Context Within Grafana’s 2025 Security Landscape
CVE-2025-41115 represents the most severe vulnerability in a series of security issues addressed by Grafana Labs throughout 2025. The Feedly CVE tracker lists multiple other vulnerabilities discovered this year, including CVE-2025-6197, an open redirect in organization switching functionality, and CVE-2025-6023, a high-severity cross-site scripting vulnerability fixed in July8. This pattern highlights the continuous security maintenance required for complex monitoring platforms.
Notably, researcher Alvaro Balada has contributed significantly to Grafana’s security improvement, having also discovered CVE-2025-4123, a high-severity XSS vulnerability patched in May 202510. The consistency of external researchers identifying critical flaws underscores the value of Grafana’s bug bounty program in strengthening the platform’s security posture. Other researchers including Hoa X. Nguyen, Dat Phung, and Saket Pandey have also contributed vulnerability discoveries through the program.

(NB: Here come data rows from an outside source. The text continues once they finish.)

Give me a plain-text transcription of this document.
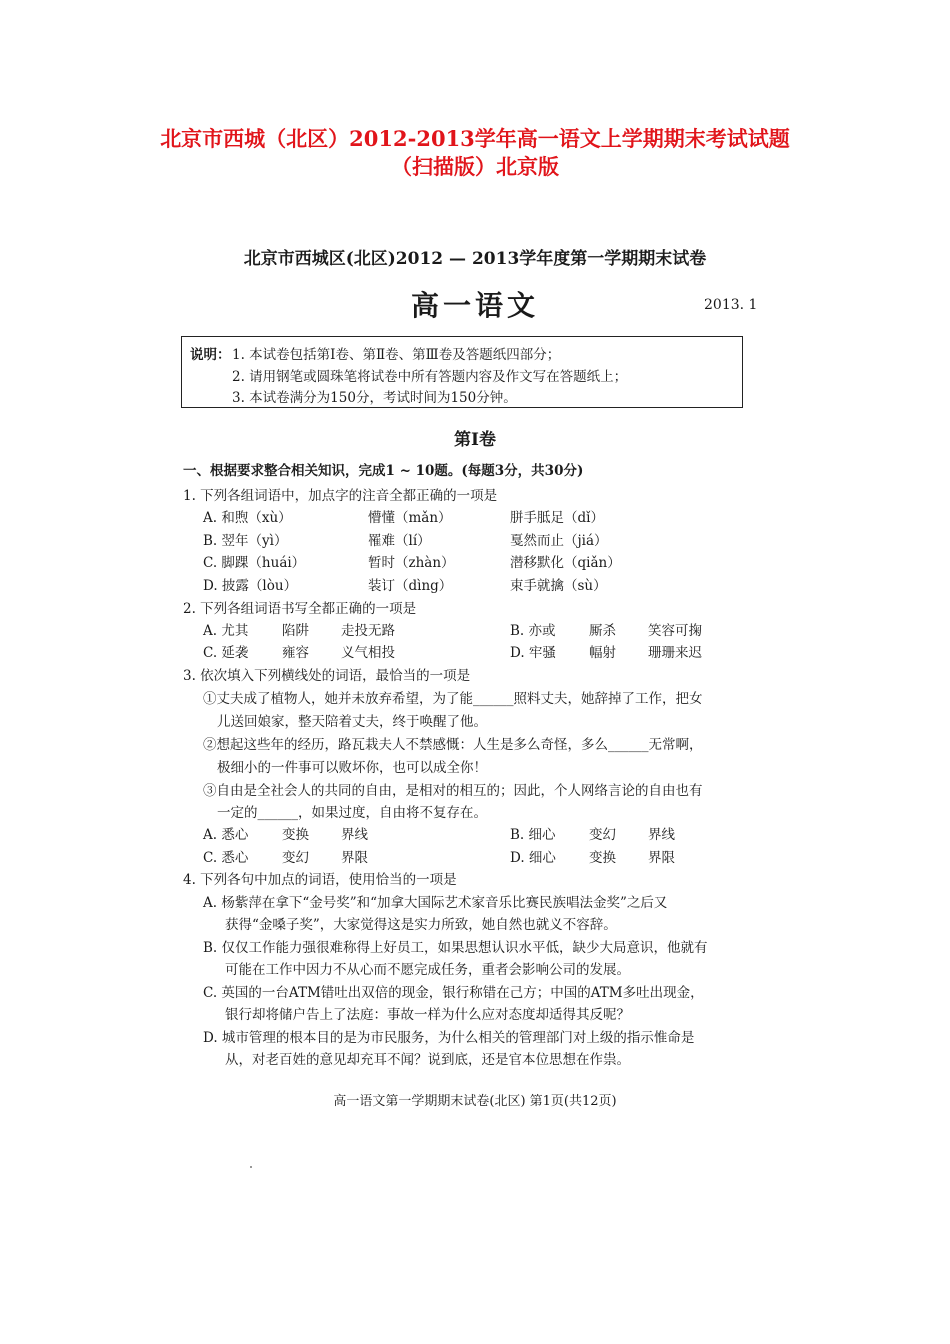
北京市西城（北区）2012-2013学年高一语文上学期期末考试试题
（扫描版）北京版
北京市西城区(北区)2012 — 2013学年度第一学期期末试卷
高一语文	2013. 1
说明： 1. 本试卷包括第Ⅰ卷、第Ⅱ卷、第Ⅲ卷及答题纸四部分；
2. 请用钢笔或圆珠笔将试卷中所有答题内容及作文写在答题纸上；
3. 本试卷满分为150分，考试时间为150分钟。
第Ⅰ卷
一、根据要求整合相关知识，完成1 ~ 10题。(每题3分，共30分)
1. 下列各组词语中，加点字的注音全都正确的一项是
A. 和煦（xù）	懵懂（mǎn）	胼手胝足（dǐ）
B. 翌年（yì）	罹难（lí）	戛然而止（jiá）
C. 脚踝（huái）	暂时（zhàn）	潜移默化（qiǎn）
D. 披露（lòu）	装订（dìng）	束手就擒（sù）
2. 下列各组词语书写全都正确的一项是
A. 尤其 陷阱 走投无路	B. 亦或 厮杀 笑容可掬
C. 延袭 雍容 义气相投	D. 牢骚 幅射 珊珊来迟
3. 依次填入下列横线处的词语，最恰当的一项是
①丈夫成了植物人，她并未放弃希望，为了能______照料丈夫，她辞掉了工作，把女
儿送回娘家，整天陪着丈夫，终于唤醒了他。
②想起这些年的经历，路瓦栽夫人不禁感慨：人生是多么奇怪，多么______无常啊，
极细小的一件事可以败坏你，也可以成全你！
③自由是全社会人的共同的自由，是相对的相互的；因此，个人网络言论的自由也有
一定的______，如果过度，自由将不复存在。
A. 悉心 变换 界线	B. 细心 变幻 界线
C. 悉心 变幻 界限	D. 细心 变换 界限
4. 下列各句中加点的词语，使用恰当的一项是
A. 杨紫萍在拿下“金号奖”和“加拿大国际艺术家音乐比赛民族唱法金奖”之后又
获得“金嗓子奖”，大家觉得这是实力所致，她自然也就义不容辞。
B. 仅仅工作能力强很难称得上好员工，如果思想认识水平低，缺少大局意识，他就有
可能在工作中因力不从心而不愿完成任务，重者会影响公司的发展。
C. 英国的一台ATM错吐出双倍的现金，银行称错在己方；中国的ATM多吐出现金，
银行却将储户告上了法庭：事故一样为什么应对态度却适得其反呢？
D. 城市管理的根本目的是为市民服务，为什么相关的管理部门对上级的指示惟命是
从，对老百姓的意见却充耳不闻？说到底，还是官本位思想在作祟。
高一语文第一学期期末试卷(北区) 第1页(共12页)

Earlier in 2025, Grafana addressed four critical remote code execution vulnerabilities (CVE-2025-5959, CVE-2025-6554, CVE-2025-6191, CVE-2025-6192) in the Grafana Image Renderer plugin and Synthetic Monitoring Agent, stemming from flaws in the Chromium library5. These vulnerabilities, while in auxiliary components rather than the core platform, demonstrate the expanded attack surface that comes with integrated functionality and the importance of comprehensive security patching that includes all platform components.
Broader Implications for Enterprise Security
The discovery of CVE-2025-41115 highlights the security risks associated with identity management integrations in enterprise software. SCIM implementations must carefully handle the mapping between external and internal identifiers to prevent privilege escalation attacks. This vulnerability specifically demonstrates how seemingly minor implementation details in identity synchronization can create critical security gaps that enable complete system compromise.
For security teams, this incident reinforces the importance of maintaining strict access controls around identity management systems and monitoring provisioning activities for anomalous patterns. The attack vector through compromised SCIM clients also emphasizes the need for securing the entire identity management chain, not just the target application. Organizations should apply the principle of least privilege to SCIM client credentials and implement monitoring for unusual provisioning requests.
The rapid response from Grafana Labs, with patches available within a day of internal discovery, sets a positive example for vulnerability management in commercial software. The coordinated disclosure process, including private patching for affected customers before public announcement, helped minimize the window of exposure while ensuring organizations had access to fixes before widespread awareness of the vulnerability.
Security professionals should view this vulnerability as a reminder to maintain comprehensive software inventories with version tracking, establish robust patch management processes for critical infrastructure components, and implement defense-in-depth strategies that don’t rely solely on application-level controls. Network segmentation, strict access controls, and continuous monitoring provide additional layers of protection that can contain the impact of such vulnerabilities even when patching is delayed.
As organizations increasingly rely on integrated identity management systems for operational efficiency, the security of these integrations becomes increasingly critical. The Grafana SCIM vulnerability serves as a case study in how identity provisioning systems, if not properly secured, can become powerful attack vectors that undermine access control mechanisms across enterprise environments.